Les résultats sont tombés, ils ne sont franchement pas bons.

Panique à bord. Les modèles ressortent. Voici le modèle finlandais: écoles aux publics mélangés, tronc commun allongé. Ça marche, paraît-il, en Finlande (si c'est Pisa qui le dit...).

On peut s'interroger au passage: pourquoi pas le modèle coréen? Et pourtant... La Finlande, sa mentalité protestante, sa culture égalitariste, l'homogénéité de sa société, son peu d'ouverture aux populations immigrées (géographie oblige?) est-elle proche de notre réalité en Communauté française?

Bref, prenez le modèle; appliquez, le tour est joué. Après trente ans de rénové, d'école de la réussite, de pédagogie différenciée et de la réussite, allez faire comprendre et vivre cela aux acteurs quotidiens de l'école: élèves, professeurs, parents. Expliquez-leur que les classes d'aujourd'hui sont trop homogènes, qu'il faut forcer des élèves qui en ont marre depuis le premier jour à rester dans le tronc commun.

Alors, ne rien faire, me direz-vous? Et si nous regardions vers la Flandre, non pas pour appliquer un pseudo-modèle flamand mais pour tirer des informations de l'évolution d'une institution, il y a peu si proche de la nôtre et dont les résultats sont aujourd'hui à ce point divergents.

Loin de moi l'idée de nier les différences socio-économiques et démographiques qui pourraient expliquer en partie ces résultats différents. Toutefois quand on a côtoyé l'école flamande, ce qui frappe, c'est sa stabilité. En tant que parents, on peut s'y retrouver. Passéiste alors? Non, même si elle n'a pas vécu une série de réformes, par certains aspects, l'école flamande est résolument post-moderne. Dans l'école catholique anversoise qu'a fréquentée l'un de mes fils, le règlement autorisait deux jours d'absence pour les élèves juifs et musulmans à l'occasion de leurs fêtes religieuses mais l'uniforme restait de mise. L'éducation sexuelle et affective, ainsi qu'à la santé était drôlement branchée, l'apprentissage mathématique centré sur les compétences mais certains points du règlement étaient «bêtes et méchants» (trois bêtises signalées dans le journal de classe, que ce soit l'oubli d'un devoir ou une réponse impertinente «valaient» une retenue).

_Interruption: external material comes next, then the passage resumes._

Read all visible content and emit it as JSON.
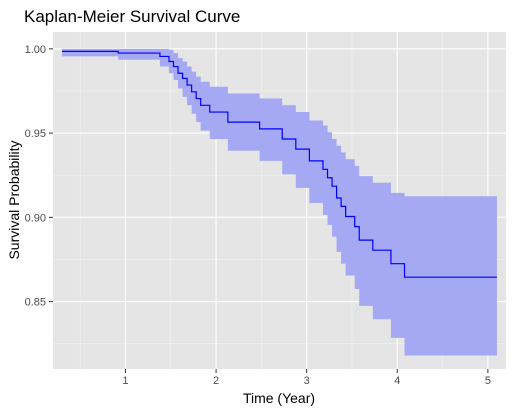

L'école flamande a évolué mais elle l'a fait avec confiance en elle-même et dans la continuité. Les options n'ont pas été multipliées et grâce à cela, les élèves dans les classes de cours généraux sont moins nombreux. C'est capital pour la maîtrise de la langue et l'aide aux plus faibles. Les élèves redoublent moins mais ils sont réorientés (ce qui est l'inverse du modèle finlandais). Le professeur adapte son cours à la filière (tiens tiens, les classes seraient donc plus homogènes ???). La mémorisation n'a pas été dévalorisée ce qui permet d'avoir un socle de savoirs installés. Les professeurs disposent de livres et d'outils pour installer des compétences et ne sont pas transformés en éternels chercheurs assaillis par les doutes... et les parents.

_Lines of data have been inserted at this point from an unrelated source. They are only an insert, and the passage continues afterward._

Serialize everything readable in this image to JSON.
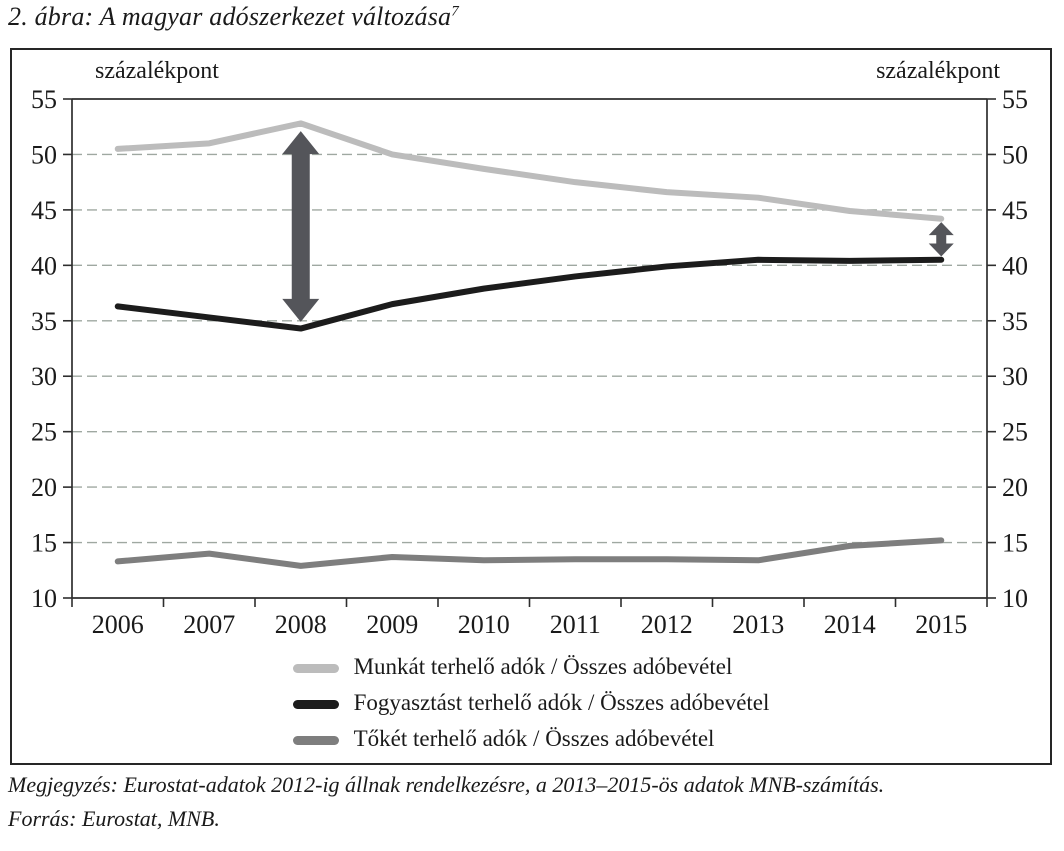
{
  "figure": {
    "title": "2. ábra: A magyar adószerkezet változása",
    "title_superscript": "7"
  },
  "axis_units": {
    "left": "százalékpont",
    "right": "százalékpont"
  },
  "notes": {
    "megjegyzes": "Megjegyzés: Eurostat-adatok 2012-ig állnak rendelkezésre, a 2013–2015-ös adatok MNB-számítás.",
    "forras": "Forrás: Eurostat, MNB."
  },
  "colors": {
    "text": "#1a1a1a",
    "axis": "#2e2e2e",
    "grid": "#9fa8a1",
    "arrow": "#54555a",
    "frame": "#262626"
  },
  "chart_data": {
    "type": "line",
    "x": [
      2006,
      2007,
      2008,
      2009,
      2010,
      2011,
      2012,
      2013,
      2014,
      2015
    ],
    "series": [
      {
        "id": "munkat",
        "name": "Munkát terhelő adók / Összes adóbevétel",
        "color": "#bcbcbc",
        "values": [
          50.5,
          51.0,
          52.8,
          50.0,
          48.7,
          47.5,
          46.6,
          46.1,
          44.9,
          44.2
        ]
      },
      {
        "id": "fogyasztast",
        "name": "Fogyasztást terhelő adók / Összes adóbevétel",
        "color": "#1c1c1c",
        "values": [
          36.3,
          35.3,
          34.3,
          36.5,
          37.9,
          39.0,
          39.9,
          40.5,
          40.4,
          40.5
        ]
      },
      {
        "id": "toket",
        "name": "Tőkét terhelő adók / Összes adóbevétel",
        "color": "#7e7e7e",
        "values": [
          13.3,
          14.0,
          12.9,
          13.7,
          13.4,
          13.5,
          13.5,
          13.4,
          14.7,
          15.2
        ]
      }
    ],
    "ylim": [
      10,
      55
    ],
    "ytick_step": 5,
    "grid": "horizontal-dashed",
    "legend_position": "bottom",
    "annotations": [
      {
        "type": "double-arrow",
        "x": 2008,
        "y_from": 34.9,
        "y_to": 52.1,
        "size": "large"
      },
      {
        "type": "double-arrow",
        "x": 2015,
        "y_from": 40.8,
        "y_to": 43.9,
        "size": "small"
      }
    ]
  }
}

Il n'y a pas de modèle flamand, il y a une école flamande pragmatique qui a su allier continuité et changement en préservant assez bien (tout n'est pas parfait) la confiance de tous les acteurs.

L'école est une machine lourde, complexe, ancrée dans un terreau culturel. L'école, ce sont des hommes et des femmes qui la construisent au jour dans les classes; sans leur adhésion, l'institution se délite. Les slogans qui déstabilisent parce qu'ils paraissent tellement déconnectés des réalités («tous bilingues en 2005», «l'école de la réussite»...) doivent rester au placard, les doctrines qui vous disent que tout ce que vous avez fait avant c'était pas terrible, aussi.

Tout ce qui aidera à ramener la confiance de tous les acteurs dans les écoles et aidera les enseignants à faire classe doit être aujourd'hui privilégié.